Brinda Karat's letter to PM

Date: 
Thursday, February 21, 2019

Brinda Karat, member of the Polit Bureau of Communist Party of India (Marxist), has written the following letter to the Prime Minister of India on written orders issued by the Supreme Court to evict adivasis and traditional forest dwellers from forest land and demanding appropriate action.  We are releasing the text of the letter for publication.

 

Dear Shri Narendra Modi ji,

This is to draw your urgent attention to the written orders issued by the Supreme Court made public on February 20, to evict all adivasis and traditional forest dwellers from forest land whose claims have not been accepted. These orders came on the petition Wild Life First vs Ministry of Forest and Environment, (Writ petition(s) Civil No(s) 109/2008, order dated 13-2-2019) which challenged the Forest Rights Act itself.

At present according to the latest figures available (December 2018) of the 42.19 lakh claims made only 18.89 lakh claims have been accepted. This means that 23.30 lakh adivasis and traditional forest dwellers are vulnerable to eviction according to the Supreme Court orders.

On behalf of the CPI(M) we demand that your Government urgently issue an ordinance to protect all adivasis and traditional forest dwellers from eviction. If this is not done it will be virtual declaration of war against adivasis.

It is highly regrettable that the counsel arguing for the Central Government was absent from the Court on the crucial date. This betrayal of the rights of adivasis was the culmination of the connivance of the Ministry concerned with the petitioners. Many of the petitioners in the case are retired officers of the Forest department. At no point in these years did the legal representatives of your Government take a strong position in court in defence of the rights of adivasis and traditional forest dwellers.

The nodal agency for the implementation of the Forest Rights Act is the Tribal Affairs Ministry but instead of giving the responsibility of the case to them, your Government has left it deliberately to the Ministry which has been totally against the Act from the beginning.

The Forest Rights Act specifies under Sec 4 (5) that no one can be evicted without proper procedure. However the authorities who are supposed to follow this procedure are themselves responsible for the violation and arbitrary rejection of claims even those claims which have been recommended by the gram sabhas.

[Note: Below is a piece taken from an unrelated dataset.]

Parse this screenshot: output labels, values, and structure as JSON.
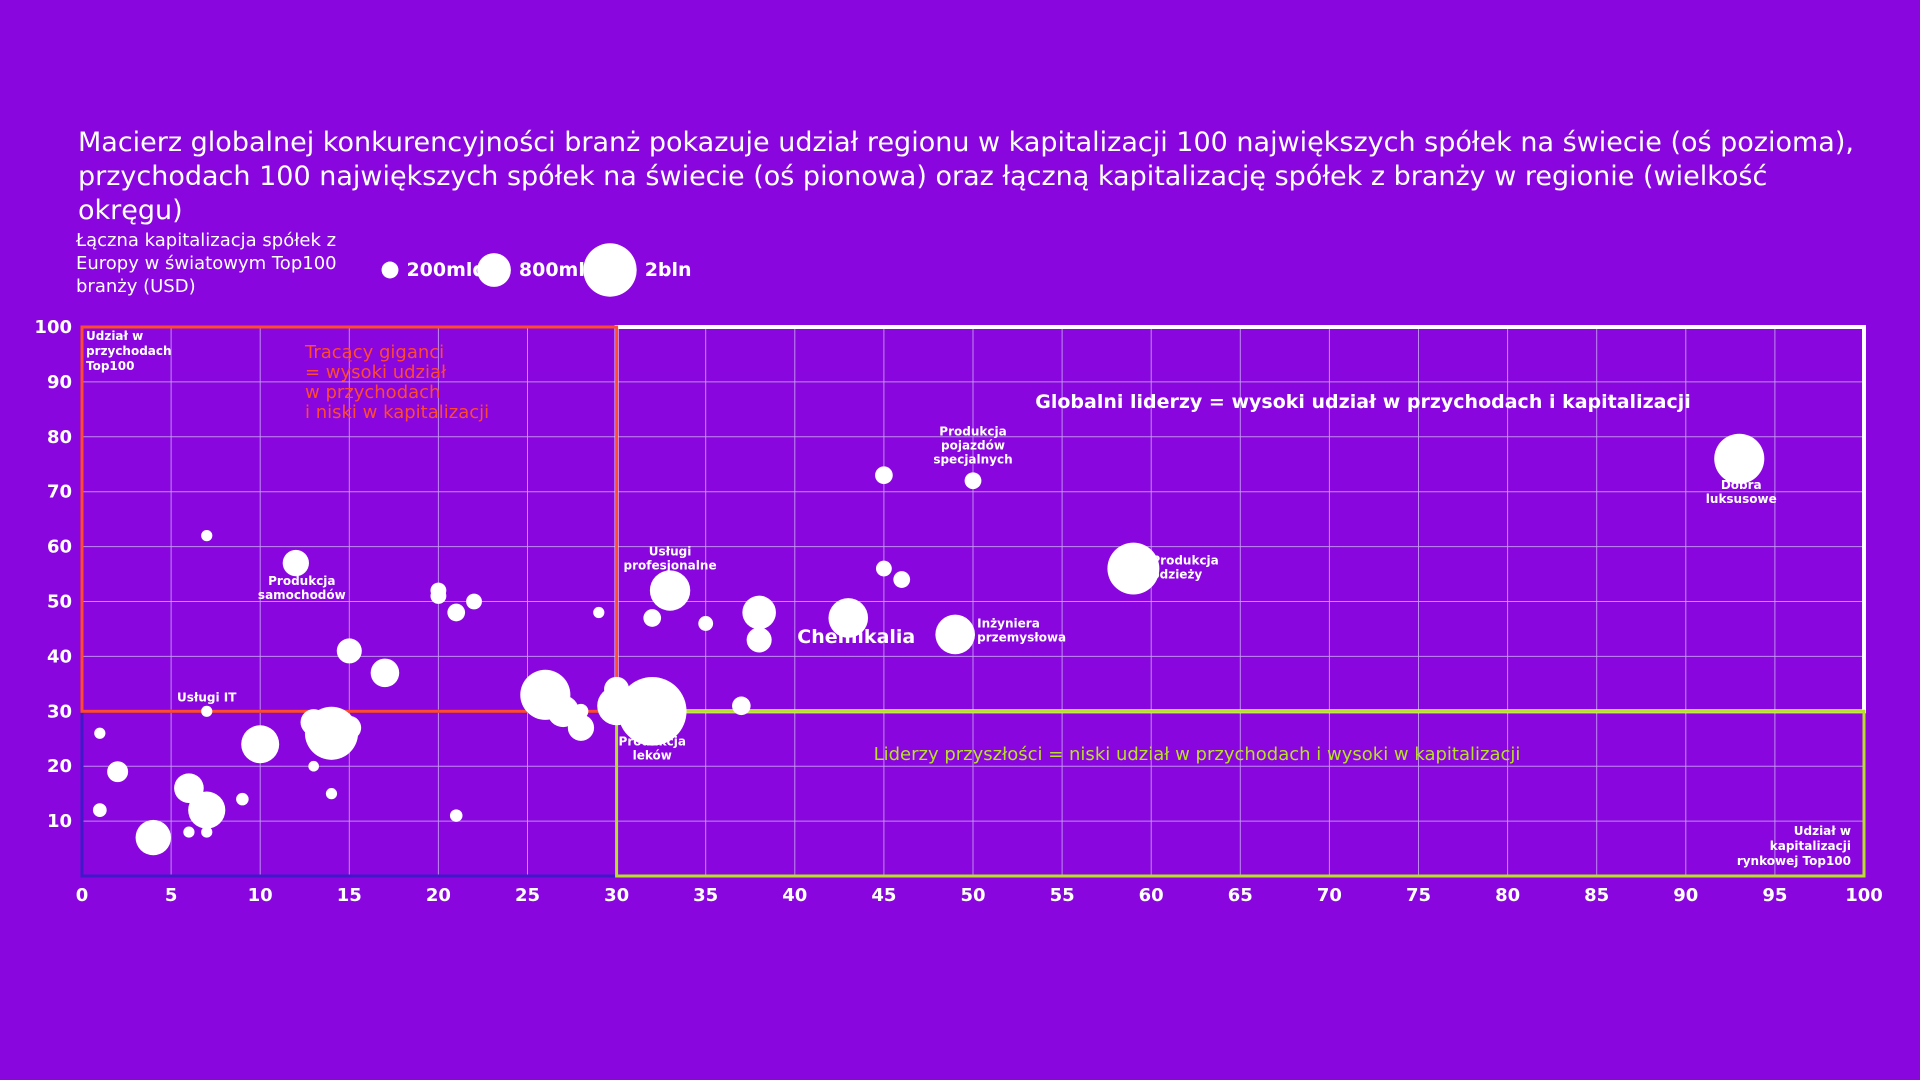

Community Forest Rights are not being recognized and land occupied by adivasis is being handed over to big companies for various projects and also for mining under the programme of “ease of business.”

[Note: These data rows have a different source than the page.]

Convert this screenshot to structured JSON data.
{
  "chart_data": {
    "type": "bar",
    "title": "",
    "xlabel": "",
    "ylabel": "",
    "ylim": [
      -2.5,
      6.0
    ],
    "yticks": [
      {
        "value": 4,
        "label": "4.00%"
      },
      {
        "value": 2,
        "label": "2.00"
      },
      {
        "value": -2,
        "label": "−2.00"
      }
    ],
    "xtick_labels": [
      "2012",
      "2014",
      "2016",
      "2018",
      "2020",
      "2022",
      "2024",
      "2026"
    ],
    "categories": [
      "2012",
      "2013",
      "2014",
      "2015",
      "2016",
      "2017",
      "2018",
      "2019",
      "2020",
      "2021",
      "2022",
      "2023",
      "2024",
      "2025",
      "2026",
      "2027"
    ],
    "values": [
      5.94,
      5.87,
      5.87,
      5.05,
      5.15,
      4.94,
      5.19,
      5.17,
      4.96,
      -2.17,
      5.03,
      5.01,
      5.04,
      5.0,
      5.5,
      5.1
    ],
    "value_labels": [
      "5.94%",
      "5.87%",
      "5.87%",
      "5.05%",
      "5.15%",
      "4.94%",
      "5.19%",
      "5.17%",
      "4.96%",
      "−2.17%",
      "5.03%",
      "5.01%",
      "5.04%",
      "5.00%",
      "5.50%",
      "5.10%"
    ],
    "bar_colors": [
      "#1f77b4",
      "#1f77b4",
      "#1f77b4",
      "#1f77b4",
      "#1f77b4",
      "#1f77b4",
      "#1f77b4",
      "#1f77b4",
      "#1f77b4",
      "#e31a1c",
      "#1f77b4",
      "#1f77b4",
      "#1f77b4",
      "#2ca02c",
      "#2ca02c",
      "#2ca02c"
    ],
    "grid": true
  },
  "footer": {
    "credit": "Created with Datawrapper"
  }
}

Therefore it is essential to set up an impartial body to go through the claims of adivasis which have been rejected and not leave it to the Ministries.

In the last five years your Government has passed several laws which dilute and eliminate the protections given by the Forest Rights Act. These include amendments passed to the Mining Act, the Compensatory Afforestation Act and several notifications from the MOEF which dilute the FRA. State Governments under the NDA have adopted amendments which dilute the provisions of the LARR Act 2013.

The earlier NDA Government also had failed to protect the rights of adivasis in the earlier petitions in Supreme Court. In May 2002 the NDA Government had given an order for eviction of adivasis following which  lakhs of adivasis were evicted.

After the advent of the UPA Government in 2004, the present Forest Rights Act was passed in 2005 to right the historical injustices against adivasis. On behalf of the CPI(M) I had been a member of the Select Committee of Parliament looking into the Bill and I am personally aware of the strong lobbies that argued against granting any rights to adivasis. Parliament overruled such wrong arguments and passed the law. We cannot allow that step to be reversed.

Your Government has adopted ordinances on other issues. It will be highly unjust to adivasis and traditional forest dwellers if an ordinance is not passed immediately to protect them from eviction.